Does the manner of Sarah’s selection make her “party-proof”?
What can the whips do about the open primary winner?
Of all the 650 MPs who were elected last May Sarah Wollaston was almost unique. For she became Tory candidate following an open primary in July 2009 in which every elector in Totnes, irrespective of their party allegiance, was sent a postal ballot.
Other Conservative candidates were selected by so-called primaries but only in the Devon seat and in Gosport did the blues go to the expense of full postal elections.
The result is that the photogenic former GP has a very different relationship with her party machine than all but one other Tory MPs and that when she speaks out against official policy she is much less vulnerable to whip pressure.
Normally an MP writing about hostile articles such as Sarah’s in the Sunday Telegraph might expect the whips to “have a word” with their party chairman as the first step to bringing her into line. But Sarah owes her position much less to the machine and in view of all the hype when she was selected it’s hard to see how they could get rid of her.

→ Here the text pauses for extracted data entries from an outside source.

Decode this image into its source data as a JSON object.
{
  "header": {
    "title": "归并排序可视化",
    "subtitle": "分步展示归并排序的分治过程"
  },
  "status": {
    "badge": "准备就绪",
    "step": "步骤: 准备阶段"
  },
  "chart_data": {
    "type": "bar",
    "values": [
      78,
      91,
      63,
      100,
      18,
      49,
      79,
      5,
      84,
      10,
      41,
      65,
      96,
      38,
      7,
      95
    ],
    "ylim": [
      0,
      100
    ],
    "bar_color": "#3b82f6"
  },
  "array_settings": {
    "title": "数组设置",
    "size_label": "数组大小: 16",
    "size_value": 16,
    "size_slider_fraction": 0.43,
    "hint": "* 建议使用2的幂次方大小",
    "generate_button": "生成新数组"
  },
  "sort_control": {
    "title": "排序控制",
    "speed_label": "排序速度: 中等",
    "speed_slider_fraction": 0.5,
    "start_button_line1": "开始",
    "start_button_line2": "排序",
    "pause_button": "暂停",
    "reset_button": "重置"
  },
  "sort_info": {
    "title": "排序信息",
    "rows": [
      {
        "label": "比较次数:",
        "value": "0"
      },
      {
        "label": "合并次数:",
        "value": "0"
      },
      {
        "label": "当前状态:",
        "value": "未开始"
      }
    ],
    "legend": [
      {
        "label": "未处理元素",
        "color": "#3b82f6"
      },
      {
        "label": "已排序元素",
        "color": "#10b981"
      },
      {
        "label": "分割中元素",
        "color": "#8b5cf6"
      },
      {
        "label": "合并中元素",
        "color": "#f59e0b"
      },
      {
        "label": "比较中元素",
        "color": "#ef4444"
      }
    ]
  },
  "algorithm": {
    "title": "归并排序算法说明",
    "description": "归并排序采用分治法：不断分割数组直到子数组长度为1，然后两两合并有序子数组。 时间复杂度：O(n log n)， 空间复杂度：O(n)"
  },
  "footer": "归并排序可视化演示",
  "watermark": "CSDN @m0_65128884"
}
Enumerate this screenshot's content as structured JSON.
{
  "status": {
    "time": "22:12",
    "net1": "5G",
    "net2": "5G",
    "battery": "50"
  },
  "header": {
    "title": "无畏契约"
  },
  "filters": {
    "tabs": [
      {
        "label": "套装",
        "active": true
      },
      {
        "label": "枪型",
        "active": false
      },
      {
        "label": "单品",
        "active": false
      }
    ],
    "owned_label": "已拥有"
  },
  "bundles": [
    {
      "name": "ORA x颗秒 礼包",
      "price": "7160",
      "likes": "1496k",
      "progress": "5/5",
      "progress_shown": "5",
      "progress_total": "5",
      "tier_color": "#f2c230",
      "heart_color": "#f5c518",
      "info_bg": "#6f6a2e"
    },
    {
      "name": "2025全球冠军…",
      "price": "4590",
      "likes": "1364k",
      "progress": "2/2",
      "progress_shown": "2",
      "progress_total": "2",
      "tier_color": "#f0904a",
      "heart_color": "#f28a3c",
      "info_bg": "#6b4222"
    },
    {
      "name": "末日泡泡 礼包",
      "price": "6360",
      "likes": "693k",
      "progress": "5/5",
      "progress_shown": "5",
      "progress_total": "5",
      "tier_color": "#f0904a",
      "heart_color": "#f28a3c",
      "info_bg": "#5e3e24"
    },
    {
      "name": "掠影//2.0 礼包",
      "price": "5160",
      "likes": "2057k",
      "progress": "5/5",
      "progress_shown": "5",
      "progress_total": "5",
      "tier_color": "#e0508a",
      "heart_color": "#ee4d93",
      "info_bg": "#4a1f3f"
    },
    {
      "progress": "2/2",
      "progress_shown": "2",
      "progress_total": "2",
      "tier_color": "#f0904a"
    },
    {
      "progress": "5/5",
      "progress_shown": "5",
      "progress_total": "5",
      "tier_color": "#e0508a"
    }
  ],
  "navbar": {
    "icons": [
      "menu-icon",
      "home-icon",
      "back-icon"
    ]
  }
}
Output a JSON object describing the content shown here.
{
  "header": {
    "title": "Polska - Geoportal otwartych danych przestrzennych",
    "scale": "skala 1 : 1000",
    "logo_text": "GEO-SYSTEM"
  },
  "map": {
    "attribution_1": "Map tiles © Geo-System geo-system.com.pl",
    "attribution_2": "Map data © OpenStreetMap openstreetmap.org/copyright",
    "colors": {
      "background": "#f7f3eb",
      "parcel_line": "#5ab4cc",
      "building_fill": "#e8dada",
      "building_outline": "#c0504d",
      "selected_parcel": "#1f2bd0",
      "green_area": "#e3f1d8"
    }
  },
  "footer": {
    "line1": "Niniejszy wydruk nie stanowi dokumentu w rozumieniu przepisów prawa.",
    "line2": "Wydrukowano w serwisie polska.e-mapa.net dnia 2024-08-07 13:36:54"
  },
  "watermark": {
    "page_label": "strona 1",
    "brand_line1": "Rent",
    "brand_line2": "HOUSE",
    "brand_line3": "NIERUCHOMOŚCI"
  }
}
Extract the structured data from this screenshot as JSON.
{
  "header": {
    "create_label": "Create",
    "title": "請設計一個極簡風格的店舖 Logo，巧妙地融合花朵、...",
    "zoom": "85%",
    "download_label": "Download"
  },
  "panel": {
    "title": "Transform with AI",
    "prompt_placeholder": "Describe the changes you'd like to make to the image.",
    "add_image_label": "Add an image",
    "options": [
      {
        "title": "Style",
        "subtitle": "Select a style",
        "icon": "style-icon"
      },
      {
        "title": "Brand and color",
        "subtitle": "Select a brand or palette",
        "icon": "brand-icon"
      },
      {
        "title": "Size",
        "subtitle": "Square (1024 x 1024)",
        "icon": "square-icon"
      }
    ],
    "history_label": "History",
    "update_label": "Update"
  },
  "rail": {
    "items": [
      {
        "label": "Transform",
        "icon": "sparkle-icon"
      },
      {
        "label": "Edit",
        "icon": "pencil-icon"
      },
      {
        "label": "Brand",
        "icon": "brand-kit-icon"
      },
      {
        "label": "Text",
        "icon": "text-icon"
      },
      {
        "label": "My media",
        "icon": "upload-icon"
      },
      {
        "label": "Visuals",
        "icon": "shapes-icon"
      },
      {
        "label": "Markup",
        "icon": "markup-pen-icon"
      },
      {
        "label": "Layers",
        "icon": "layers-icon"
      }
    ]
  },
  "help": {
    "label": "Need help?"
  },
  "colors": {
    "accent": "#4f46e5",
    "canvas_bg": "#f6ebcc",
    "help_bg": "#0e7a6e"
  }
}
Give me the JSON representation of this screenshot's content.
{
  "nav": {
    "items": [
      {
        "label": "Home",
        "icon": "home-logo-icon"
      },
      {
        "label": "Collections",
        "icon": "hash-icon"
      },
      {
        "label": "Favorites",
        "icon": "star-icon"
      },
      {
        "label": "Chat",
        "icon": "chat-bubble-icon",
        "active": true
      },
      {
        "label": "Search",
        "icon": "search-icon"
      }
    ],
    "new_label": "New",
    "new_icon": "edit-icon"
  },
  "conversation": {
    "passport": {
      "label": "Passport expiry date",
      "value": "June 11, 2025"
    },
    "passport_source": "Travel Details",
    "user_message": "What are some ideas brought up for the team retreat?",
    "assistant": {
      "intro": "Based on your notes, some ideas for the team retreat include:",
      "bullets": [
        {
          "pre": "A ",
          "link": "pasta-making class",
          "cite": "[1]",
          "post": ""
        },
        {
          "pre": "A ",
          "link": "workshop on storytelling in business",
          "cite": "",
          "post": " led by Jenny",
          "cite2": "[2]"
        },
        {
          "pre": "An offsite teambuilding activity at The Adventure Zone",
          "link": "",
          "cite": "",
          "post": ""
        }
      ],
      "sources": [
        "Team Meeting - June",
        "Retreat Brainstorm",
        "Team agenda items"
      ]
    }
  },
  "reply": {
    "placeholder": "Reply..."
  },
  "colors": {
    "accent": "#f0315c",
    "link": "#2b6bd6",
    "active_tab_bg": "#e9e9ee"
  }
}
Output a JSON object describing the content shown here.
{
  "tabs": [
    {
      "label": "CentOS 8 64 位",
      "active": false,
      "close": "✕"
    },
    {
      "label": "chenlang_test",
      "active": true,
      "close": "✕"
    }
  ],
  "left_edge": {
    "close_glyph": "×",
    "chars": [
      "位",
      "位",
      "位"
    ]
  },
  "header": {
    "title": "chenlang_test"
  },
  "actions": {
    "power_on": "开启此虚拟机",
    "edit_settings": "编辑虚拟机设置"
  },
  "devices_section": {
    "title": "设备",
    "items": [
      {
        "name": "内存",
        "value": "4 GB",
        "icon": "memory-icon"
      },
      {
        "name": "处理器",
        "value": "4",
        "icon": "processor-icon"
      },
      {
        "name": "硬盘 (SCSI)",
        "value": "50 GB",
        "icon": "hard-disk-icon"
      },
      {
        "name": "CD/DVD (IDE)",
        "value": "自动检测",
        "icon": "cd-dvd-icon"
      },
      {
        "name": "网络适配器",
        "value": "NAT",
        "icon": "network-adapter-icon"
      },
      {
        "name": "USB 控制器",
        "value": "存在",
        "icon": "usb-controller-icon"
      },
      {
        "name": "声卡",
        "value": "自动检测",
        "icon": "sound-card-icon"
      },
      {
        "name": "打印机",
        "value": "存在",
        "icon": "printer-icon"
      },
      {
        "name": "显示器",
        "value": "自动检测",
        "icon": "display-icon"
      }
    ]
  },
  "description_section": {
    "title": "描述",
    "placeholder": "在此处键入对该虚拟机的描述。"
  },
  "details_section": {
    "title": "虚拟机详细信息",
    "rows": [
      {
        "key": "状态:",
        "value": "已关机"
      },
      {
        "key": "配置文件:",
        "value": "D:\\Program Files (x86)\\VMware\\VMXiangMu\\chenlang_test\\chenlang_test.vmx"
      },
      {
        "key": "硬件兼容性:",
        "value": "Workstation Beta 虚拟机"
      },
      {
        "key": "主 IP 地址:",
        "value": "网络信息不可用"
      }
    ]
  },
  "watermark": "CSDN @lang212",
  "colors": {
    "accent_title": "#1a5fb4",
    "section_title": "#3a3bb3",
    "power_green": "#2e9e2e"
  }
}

Her comments like the following are going to be noted by Labour and picked up, surely, by Ed Miliband for PMQs:-
“.. if Monitor, the new economic regulator, is filled with competition economists with a zeal for imposing competition at every opportunity, then the NHS could be changed beyond recognition. It is no use “liberating” the NHS from top down political control only to shackle it to an unelected economic regulator. We have moved from a position of widespread support from patient groups and the professions for the health reforms to one of outright hostility.”
I’m not going to predict what’ll happen to the Health Bill but its hard to sure see the postal primaries on the 2009 Totnes and Gosport models being repeated.